Arts In Transit: Where Public Art and Public Transportation Merge

    Many St. Louis commuters, particularly those using public transit, spend a lot of time waiting. Bus shelters and Metro stops turn into a second home for people like architect Sam Avery.

    “A lot of people spend a lot of time out in the cold waiting for their bus and for Metro and anything you can do to help that experience I think is great,” said Avery.

    His contribution to improving the experience sits over his shoulder at the bus shelter along Olive Boulevard in Creve Coeur. The image of a painting he created, “Can’t Stop, Won’t Stop,” adorns the wall. It’s one of ten chosen in an annual contest to decorate transit stops around the Bi-State. It’s heady stuff for a guy who, in the art world, is essentially a rookie.

    “It’s pretty remarkable,” Avery said. “I honestly didn’t expect to win anything. I’ve only been doing art for about a year. I was worried that it would look kind of strange this large, but it turned out all right.”

    Avery’s piece joins what is now a more than a three-decade old collection of works by “Arts in Transit,” Metro’s effort to beautify bus and train stops.

    Jessica Fox is another one of the 2018 winners, and she can also appreciate an effort to make these spaces a little nicer.

    “I used to ride public transportation all the time. I’ve sat here before, so it’s awesome to have my piece here right next to me,” she said standing in a 14thStreet bus shelter downtown. “It’s great. It’s a conversation starter. You look at different works and talk and get to know your fellow St. Louisans. It brightens up the mood on a dreary day. You’ve got some color out there.”

    Both artists found out about the contest through their parents, who caught news clips and urged them to enter. Both say it was an unexpected thrill to get word their work would soon be plastered all over the region.

    “I was at work, and I saw the email and I was like, ‘No way! That’s awesome!’ It was great and it’s such a great opportunity,” Fox said.

    Avery was also at work.

    “I got the email and it was kind of like a big jolt to my stomach like, ‘Holy crap!
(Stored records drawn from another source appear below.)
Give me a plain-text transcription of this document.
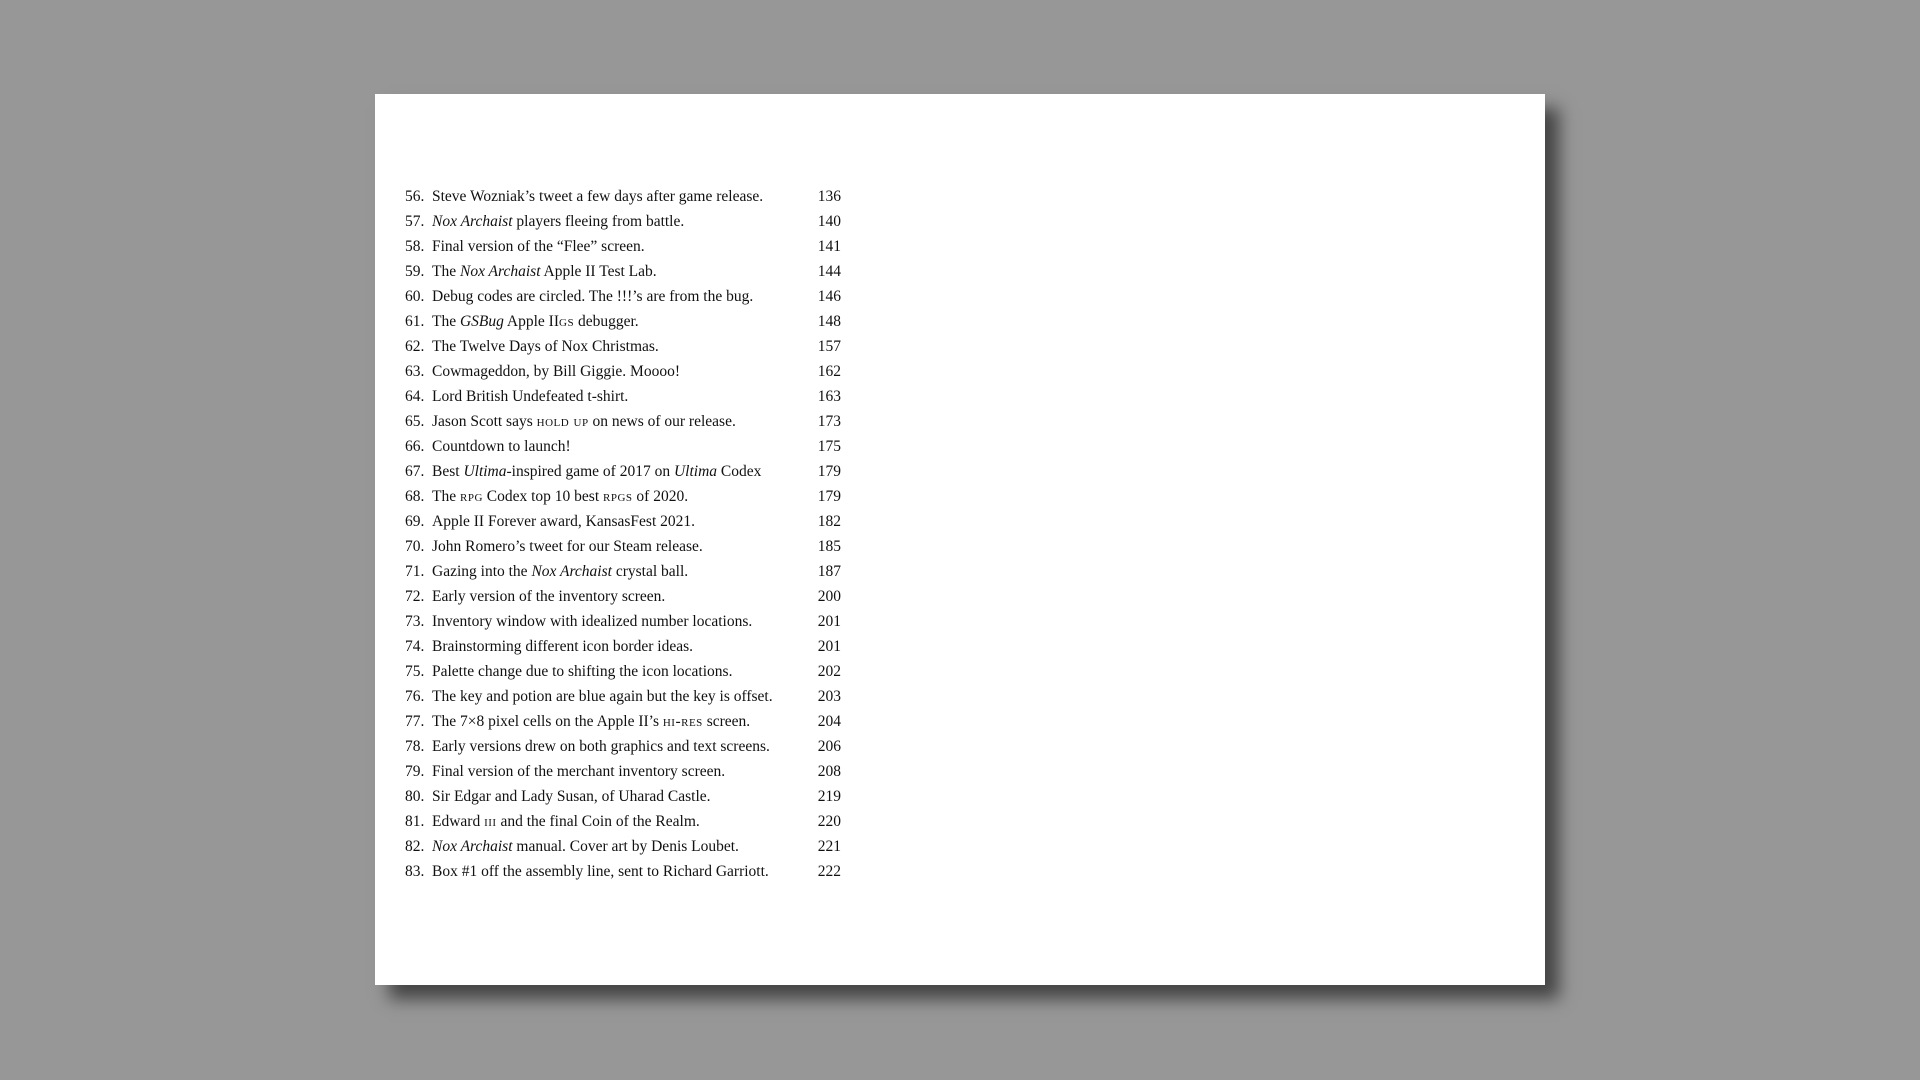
56. Steve Wozniak’s tweet a few days after game release.	136
57. Nox Archaist players fleeing from battle.	140
58. Final version of the “Flee” screen.	141
59. The Nox Archaist Apple II Test Lab.	144
60. Debug codes are circled. The !!!’s are from the bug.	146
61. The GSBug Apple IIgs debugger.	148
62. The Twelve Days of Nox Christmas.	157
63. Cowmageddon, by Bill Giggie. Moooo!	162
64. Lord British Undefeated t-shirt.	163
65. Jason Scott says hold up on news of our release.	173
66. Countdown to launch!	175
67. Best Ultima-inspired game of 2017 on Ultima Codex	179
68. The rpg Codex top 10 best rpgs of 2020.	179
69. Apple II Forever award, KansasFest 2021.	182
70. John Romero’s tweet for our Steam release.	185
71. Gazing into the Nox Archaist crystal ball.	187
72. Early version of the inventory screen.	200
73. Inventory window with idealized number locations.	201
74. Brainstorming different icon border ideas.	201
75. Palette change due to shifting the icon locations.	202
76. The key and potion are blue again but the key is offset.	203
77. The 7×8 pixel cells on the Apple II’s hi-res screen.	204
78. Early versions drew on both graphics and text screens.	206
79. Final version of the merchant inventory screen.	208
80. Sir Edgar and Lady Susan, of Uharad Castle.	219
81. Edward iii and the final Coin of the Realm.	220
82. Nox Archaist manual. Cover art by Denis Loubet.	221
83. Box #1 off the assembly line, sent to Richard Garriott.	222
I just won!’ So I looked around at my boss and I was like, ‘Hey look.’ And he said, ‘I told you you’d win something!’”

    One of Fox’s works, “Organized Chaos”, might remind you of daily life.

    “The inspiration — we’re surrounded by chaos, but there’s a lot of repetition to it, creating an order to it,” she says.

    “Can’t Stop, Won’t Stop” by Avery has everything to do with persistence. It’s inspired by the controversial coy fish.

    “This fish will swim upstream against all odds. It’s even known to swim up waterfalls,” Avery said. “I wanted to paint something to encourage resiliency to always bounce back and try your hardest against all odds.”

    An endless pattern of chaos and determined souls doing all they can to overcome the current.  The two paintings sound a little bit like the morning commute.

    “It could represent the transit system! All the energy swirling around and connecting to each other, and (poof), ya know?”

    Avery sees that connection as fuel for the local arts scene.

    “To keep things home grown,” he said, “To have local St. Louis artists decorate those areas and get people involved in the arts within St. Louis, I think it can help.”